ROANOKE TIMES

                         Roanoke Times
                 Copyright (c) 1995, Landmark Communications, Inc.

DATE: FRIDAY, March 27, 1992                   TAG: 9203270253
SECTION: VIRGINIA                    PAGE: B1   EDITION: METRO 
SOURCE: KRIS BANVARD STAFF WRITER
DATELINE:                                 LENGTH: Medium


NOW, CLASSROOM TUNES INTO UGANDAN

Back when he was in the TV news game, Joshua Rubongoya used to be the Dan Rather of Uganda.

In fact, he was much better known than Dan Rather is here. That's because the East African nation has only one TV station; when you turned on the news, there was Joshua Rubongoya.

It's a long way from Uganda to Salem, especially if you come by way of Denver, as Rubongoya did. Now he can't go home again.

He left his troubled homeland in 1984 to work on a doctorate in political science at the University of Denver. But while he was away, the government changed - as it often does - and that meant Rubongoya no longer could work in television.

With the change of regime, there were a number of people "whose return and existence in Uganda would not be particularly welcome," said Rubongoya, who last fall became a professor of political science at Roanoke College. "I found out I was among them."

The government controls the TV station he used to work for. Depending on who's in charge, the government has a habit of exiling out-of-favor journalists, maybe after roughing them up and putting them in prison for a while. Word circulated that Rubongoya was a spy - or at least that would have been the pretext for his arrest.

This partly explains why Rubongoya was standing at the front of the Roanoke College student center ballroom packed with students and faculty Thursday, delivering a scholarly lecture on the big AIDS story he worked on in his TV days.

The lecture was on AIDS and its relation to sorcery and witchcraft. Rubongoya knows much about the magic arts, in addition to international relations and other political science subjects he teaches.

Witchcraft and sorcery - or rather, people's fear of them - still help keep public order in many parts of Africa where governments are corrupt and weak, Rubongoya said.

During the early 1980s, after the acquired immune deficiency syndrome first hit Africa, news reporter Rubongoya began snooping around southern Uganda. He came across a tale the locals used to explain why so many people were suddenly getting sick, losing weight, coughing a lot, losing their hair, then dying.

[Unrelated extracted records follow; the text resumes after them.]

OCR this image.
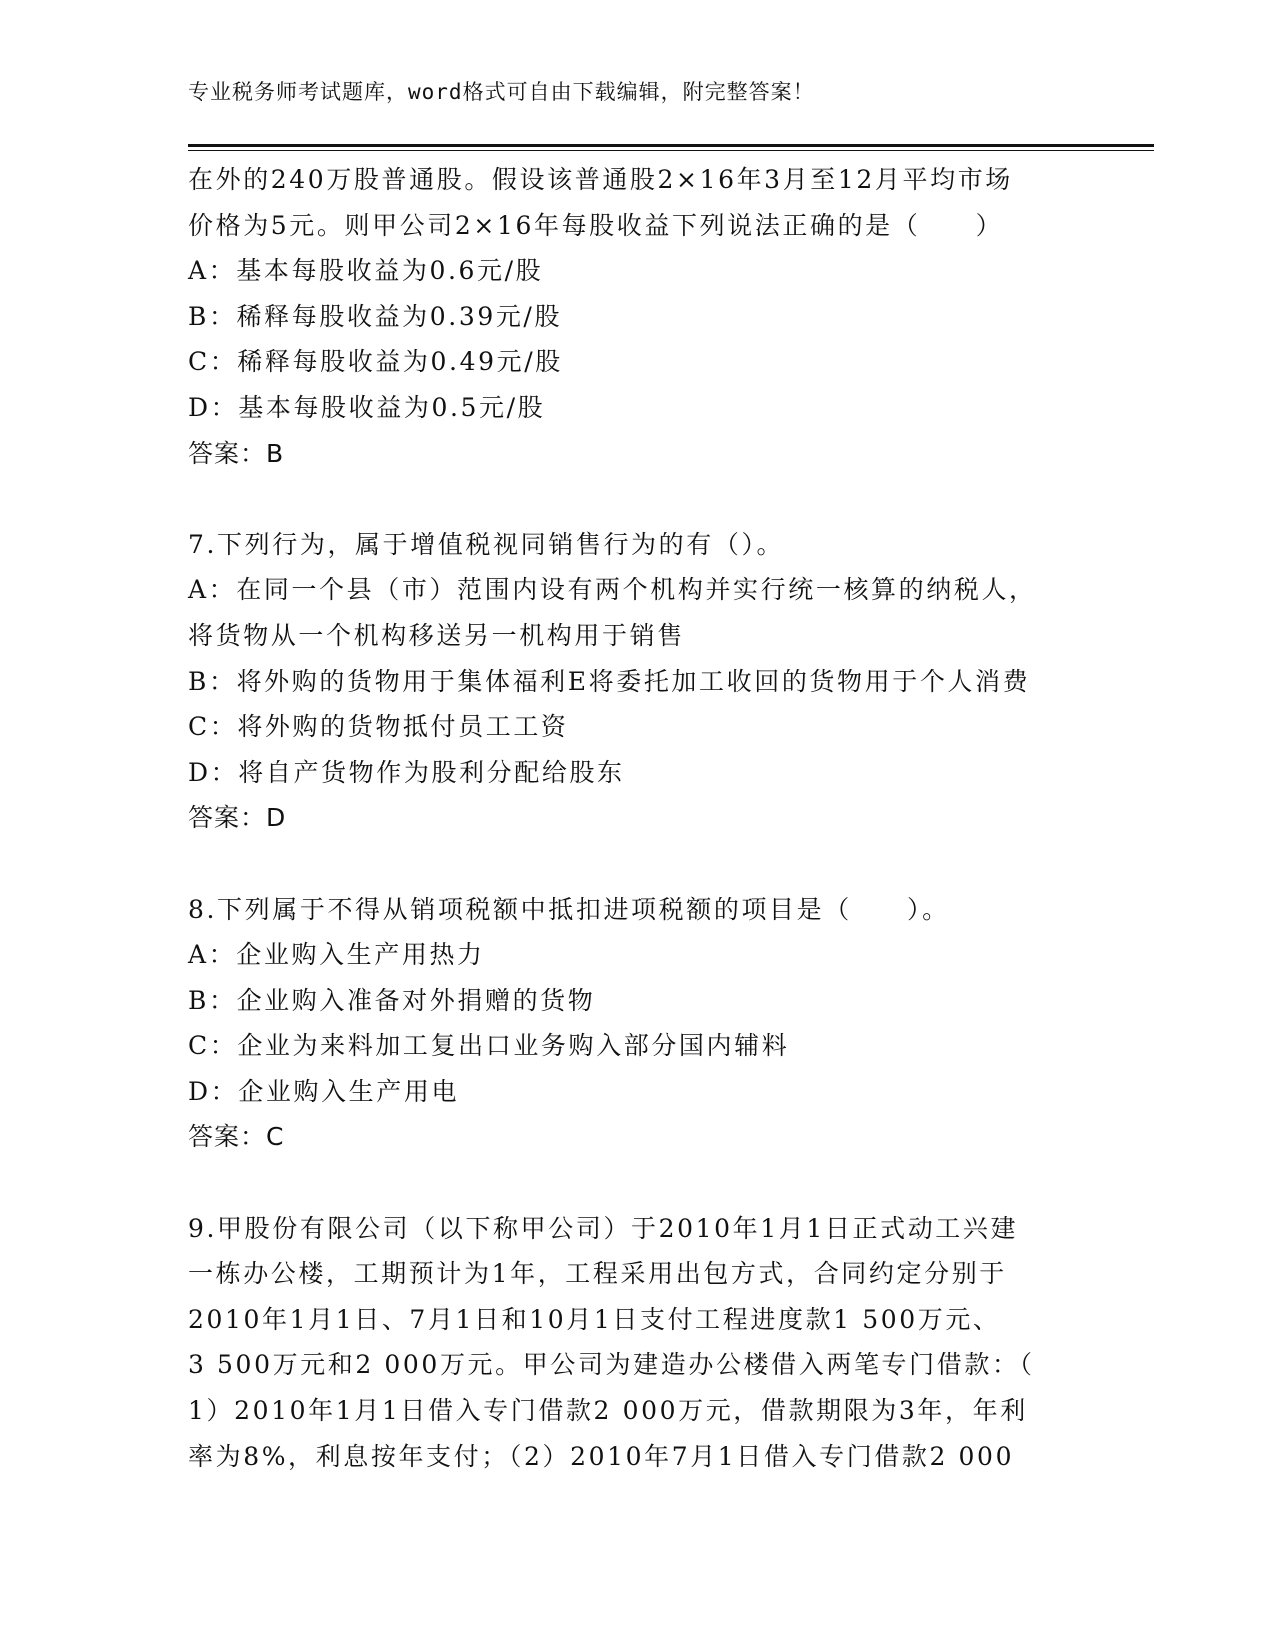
专业税务师考试题库，word格式可自由下载编辑，附完整答案！
在外的240万股普通股。假设该普通股2×16年3月至12月平均市场
价格为5元。则甲公司2×16年每股收益下列说法正确的是（　　）
A：基本每股收益为0.6元/股
B：稀释每股收益为0.39元/股
C：稀释每股收益为0.49元/股
D：基本每股收益为0.5元/股
答案：B
7.下列行为，属于增值税视同销售行为的有（）。
A：在同一个县（市）范围内设有两个机构并实行统一核算的纳税人，
将货物从一个机构移送另一机构用于销售
B：将外购的货物用于集体福利E将委托加工收回的货物用于个人消费
C：将外购的货物抵付员工工资
D：将自产货物作为股利分配给股东
答案：D
8.下列属于不得从销项税额中抵扣进项税额的项目是（　　）。
A：企业购入生产用热力
B：企业购入准备对外捐赠的货物
C：企业为来料加工复出口业务购入部分国内辅料
D：企业购入生产用电
答案：C
9.甲股份有限公司（以下称甲公司）于2010年1月1日正式动工兴建
一栋办公楼，工期预计为1年，工程采用出包方式，合同约定分别于
2010年1月1日、7月1日和10月1日支付工程进度款1 500万元、
3 500万元和2 000万元。甲公司为建造办公楼借入两笔专门借款：（
1）2010年1月1日借入专门借款2 000万元，借款期限为3年，年利
率为8%，利息按年支付；（2）2010年7月1日借入专门借款2 000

Seems a Tanzanian businessman had crossed the border into a Ugandan town to do some shopping. While he was there, a bag in which he carried money was either lost or stolen, Rubongoya said.

As Tanzanians have a reputation for being powerful sorcerers, people took seriously this man's public threat that if his bag was not returned, there would be suffering.

Soon enough, whole families started dying of a disease they called "slim," because of the way victims lost so much weight.

AIDS "was spreading like a rumor on the Roanoke College campus," Rubongoya said, to laughter from his audience.

In recent years, however, much more has become known about public health in Uganda. The spread of AIDS is attributed more accurately to the sexual practices of long-haul truck drivers and prostitutes than it is to sorcery and witchcraft.

And although his journalistic skepticism kept him from believing that the Tanzanian businessman actually practiced black magic, Rubongoya told his listeners that some things happen for which there is no rational explanation.

In Uganda, he once saw someone being lifted from a bed by an unseen force, then slammed against a wall. A "panel" of experts in the magic arts convened, and their theory was that the person's grandparent had been involved in a murder and that the victim's spirit was out for revenge.

Whether that was true, Rubongoya doesn't know.

But "I do believe objectively that there is such a thing as witchcraft," he said. "I have observed acts that defy scientific explanation."